In the Zoo Shop there are
10,000 parakeets,
each one of them happy
as fuck.
I knocked on Death’s door and
Death ran away,
I thumped on Death’s door like
thumping a melon to see if
it was ripe yet.
My wildness is on fire
my mind is the muezzins’.
Waystations
I feel so candid in my naked body
sitting here on the couch with a
towel under my ass
with the man tits I fought so
hard against
just like my mother trying to
rid herself of her little
potbelly,
using bogus products she bought
for $9.99.
Finally she gave up,
she’d rest her hands on her
little potbelly and eat buttered
Pop-Tarts, slumped down
on the couch.
A couch, a TV, waystations.
Demurely, I’ve drawn the
curtains
but the naked light bulb’s
blazing
I want to throw open the curtains
and appall the night.
It’s 2 am, the city’s timid.
Railyard
The night’s a railroad track, the moon’s a train, and all the rest is ash.

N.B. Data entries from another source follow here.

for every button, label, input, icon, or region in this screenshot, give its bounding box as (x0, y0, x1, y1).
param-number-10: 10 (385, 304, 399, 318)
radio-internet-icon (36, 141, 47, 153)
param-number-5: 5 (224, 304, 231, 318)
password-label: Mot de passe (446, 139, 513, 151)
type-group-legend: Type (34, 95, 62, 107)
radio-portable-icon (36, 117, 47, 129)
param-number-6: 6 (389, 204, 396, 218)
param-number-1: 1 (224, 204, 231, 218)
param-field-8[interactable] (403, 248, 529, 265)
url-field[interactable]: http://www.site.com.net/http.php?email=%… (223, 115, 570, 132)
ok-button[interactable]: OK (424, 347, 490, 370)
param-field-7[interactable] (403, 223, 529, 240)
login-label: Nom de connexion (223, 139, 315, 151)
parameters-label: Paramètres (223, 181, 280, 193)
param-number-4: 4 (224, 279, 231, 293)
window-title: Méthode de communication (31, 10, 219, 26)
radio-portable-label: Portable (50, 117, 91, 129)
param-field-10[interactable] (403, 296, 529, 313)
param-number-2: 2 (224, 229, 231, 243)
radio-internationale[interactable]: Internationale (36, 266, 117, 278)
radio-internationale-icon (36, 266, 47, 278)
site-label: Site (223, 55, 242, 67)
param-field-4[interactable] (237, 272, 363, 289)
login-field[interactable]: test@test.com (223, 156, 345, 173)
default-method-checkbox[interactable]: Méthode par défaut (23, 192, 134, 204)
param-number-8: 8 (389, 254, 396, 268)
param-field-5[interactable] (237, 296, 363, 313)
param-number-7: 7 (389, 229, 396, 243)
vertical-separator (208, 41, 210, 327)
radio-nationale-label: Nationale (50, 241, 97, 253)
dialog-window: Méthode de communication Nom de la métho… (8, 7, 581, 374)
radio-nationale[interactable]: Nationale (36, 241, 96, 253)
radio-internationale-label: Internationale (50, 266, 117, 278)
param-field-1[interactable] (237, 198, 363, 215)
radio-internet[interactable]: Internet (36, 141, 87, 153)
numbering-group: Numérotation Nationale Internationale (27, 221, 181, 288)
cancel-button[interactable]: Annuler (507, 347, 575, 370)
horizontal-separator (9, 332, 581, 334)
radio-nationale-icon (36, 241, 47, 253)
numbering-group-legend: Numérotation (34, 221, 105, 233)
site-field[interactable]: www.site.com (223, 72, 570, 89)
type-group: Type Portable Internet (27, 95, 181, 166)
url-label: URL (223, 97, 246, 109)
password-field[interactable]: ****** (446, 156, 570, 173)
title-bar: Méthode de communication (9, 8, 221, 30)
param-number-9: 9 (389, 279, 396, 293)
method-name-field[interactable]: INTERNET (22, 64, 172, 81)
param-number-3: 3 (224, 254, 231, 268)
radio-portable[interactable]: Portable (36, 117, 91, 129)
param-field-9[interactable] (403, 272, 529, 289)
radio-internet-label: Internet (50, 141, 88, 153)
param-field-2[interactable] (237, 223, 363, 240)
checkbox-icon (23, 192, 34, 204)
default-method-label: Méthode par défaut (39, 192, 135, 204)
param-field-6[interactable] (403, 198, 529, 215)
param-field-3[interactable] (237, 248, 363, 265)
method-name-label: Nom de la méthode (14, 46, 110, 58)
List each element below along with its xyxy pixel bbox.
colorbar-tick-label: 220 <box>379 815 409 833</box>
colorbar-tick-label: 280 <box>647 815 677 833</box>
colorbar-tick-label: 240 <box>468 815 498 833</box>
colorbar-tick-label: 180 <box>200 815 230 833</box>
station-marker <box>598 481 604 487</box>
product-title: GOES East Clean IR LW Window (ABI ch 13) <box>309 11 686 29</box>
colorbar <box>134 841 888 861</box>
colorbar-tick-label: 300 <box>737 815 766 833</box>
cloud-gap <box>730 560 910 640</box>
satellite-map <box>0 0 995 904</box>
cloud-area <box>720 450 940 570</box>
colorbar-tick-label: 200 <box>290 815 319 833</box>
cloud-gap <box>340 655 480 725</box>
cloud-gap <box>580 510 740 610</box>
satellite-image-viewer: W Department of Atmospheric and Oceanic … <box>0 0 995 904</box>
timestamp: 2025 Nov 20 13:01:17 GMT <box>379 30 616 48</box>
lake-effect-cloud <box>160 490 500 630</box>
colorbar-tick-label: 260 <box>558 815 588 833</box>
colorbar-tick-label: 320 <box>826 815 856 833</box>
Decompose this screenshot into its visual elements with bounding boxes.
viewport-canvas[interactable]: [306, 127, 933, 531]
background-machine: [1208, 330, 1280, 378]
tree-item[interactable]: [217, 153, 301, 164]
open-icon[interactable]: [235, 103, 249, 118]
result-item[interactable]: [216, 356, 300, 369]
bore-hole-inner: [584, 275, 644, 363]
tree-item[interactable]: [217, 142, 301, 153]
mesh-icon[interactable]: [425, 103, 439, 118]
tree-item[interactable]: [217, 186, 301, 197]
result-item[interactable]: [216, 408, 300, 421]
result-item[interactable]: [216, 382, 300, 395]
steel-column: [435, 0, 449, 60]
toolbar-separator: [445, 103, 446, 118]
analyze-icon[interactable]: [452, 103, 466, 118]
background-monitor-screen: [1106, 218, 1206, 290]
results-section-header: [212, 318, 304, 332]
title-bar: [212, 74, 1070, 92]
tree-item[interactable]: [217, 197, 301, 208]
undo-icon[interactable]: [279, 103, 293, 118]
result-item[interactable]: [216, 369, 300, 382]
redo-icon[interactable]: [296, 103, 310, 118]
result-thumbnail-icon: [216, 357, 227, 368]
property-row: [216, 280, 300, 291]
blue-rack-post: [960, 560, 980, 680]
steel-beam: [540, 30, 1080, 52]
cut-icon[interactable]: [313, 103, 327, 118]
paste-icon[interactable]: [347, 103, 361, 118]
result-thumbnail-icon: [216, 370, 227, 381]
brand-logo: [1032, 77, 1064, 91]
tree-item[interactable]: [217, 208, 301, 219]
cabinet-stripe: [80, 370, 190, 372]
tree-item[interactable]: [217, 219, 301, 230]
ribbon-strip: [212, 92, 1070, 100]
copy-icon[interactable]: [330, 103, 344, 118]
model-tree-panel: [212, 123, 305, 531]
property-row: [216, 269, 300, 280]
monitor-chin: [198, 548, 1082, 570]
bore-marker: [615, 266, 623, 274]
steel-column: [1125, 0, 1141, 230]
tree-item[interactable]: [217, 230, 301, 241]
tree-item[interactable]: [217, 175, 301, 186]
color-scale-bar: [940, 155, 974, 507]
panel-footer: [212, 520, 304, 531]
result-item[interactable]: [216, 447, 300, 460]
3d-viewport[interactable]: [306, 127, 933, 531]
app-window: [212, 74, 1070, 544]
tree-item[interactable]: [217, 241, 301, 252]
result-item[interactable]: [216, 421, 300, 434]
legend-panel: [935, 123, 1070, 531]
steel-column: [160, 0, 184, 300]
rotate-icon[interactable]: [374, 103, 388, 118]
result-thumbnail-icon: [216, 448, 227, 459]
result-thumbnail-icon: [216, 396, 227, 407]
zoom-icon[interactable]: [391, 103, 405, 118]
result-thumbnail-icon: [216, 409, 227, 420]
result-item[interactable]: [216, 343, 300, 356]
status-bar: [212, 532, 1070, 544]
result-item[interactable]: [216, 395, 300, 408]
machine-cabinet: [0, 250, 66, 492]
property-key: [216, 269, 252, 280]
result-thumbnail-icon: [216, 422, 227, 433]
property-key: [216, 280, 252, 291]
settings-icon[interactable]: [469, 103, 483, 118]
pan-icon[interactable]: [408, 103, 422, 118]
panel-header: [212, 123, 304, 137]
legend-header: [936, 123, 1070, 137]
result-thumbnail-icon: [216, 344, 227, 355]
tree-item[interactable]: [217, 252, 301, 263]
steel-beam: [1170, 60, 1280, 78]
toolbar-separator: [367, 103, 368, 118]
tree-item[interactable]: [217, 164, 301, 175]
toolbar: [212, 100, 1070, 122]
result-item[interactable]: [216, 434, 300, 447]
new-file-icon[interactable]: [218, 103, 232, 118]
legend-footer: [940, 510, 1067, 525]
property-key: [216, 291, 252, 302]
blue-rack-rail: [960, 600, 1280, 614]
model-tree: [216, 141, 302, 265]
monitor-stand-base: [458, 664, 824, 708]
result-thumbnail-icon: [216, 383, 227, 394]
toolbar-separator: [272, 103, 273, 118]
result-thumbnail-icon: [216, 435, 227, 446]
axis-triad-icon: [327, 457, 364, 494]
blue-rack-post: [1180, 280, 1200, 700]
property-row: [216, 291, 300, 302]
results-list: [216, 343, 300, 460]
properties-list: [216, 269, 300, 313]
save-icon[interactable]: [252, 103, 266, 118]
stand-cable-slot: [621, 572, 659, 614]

The dark matter of the universe is just ash and cinders,
something enormous was burnt, maybe the body of God,
sacrificing himself in the act of creation.
And everything’s still unfinished, in disarray,
the Kuiper belt, for example, which is maybe hiding the
real solar system with a better Earth in it,
this one’s only a rough draft.
The night’s slivers, spars, spurs of a railroad,
the rails look like silver hissing serpents’ tongues.
Ore cars parked on a siding, a cashiered old
passenger car, an old dining car still coupled,
going fusty and musty, like a man and wife rotting in the grave together.
Maybe from the chaos of the railyard a train will
gather into one long thing and start
rolling through the night, thrumming rhythmically,
rocking gently side to side, carrying everybody home.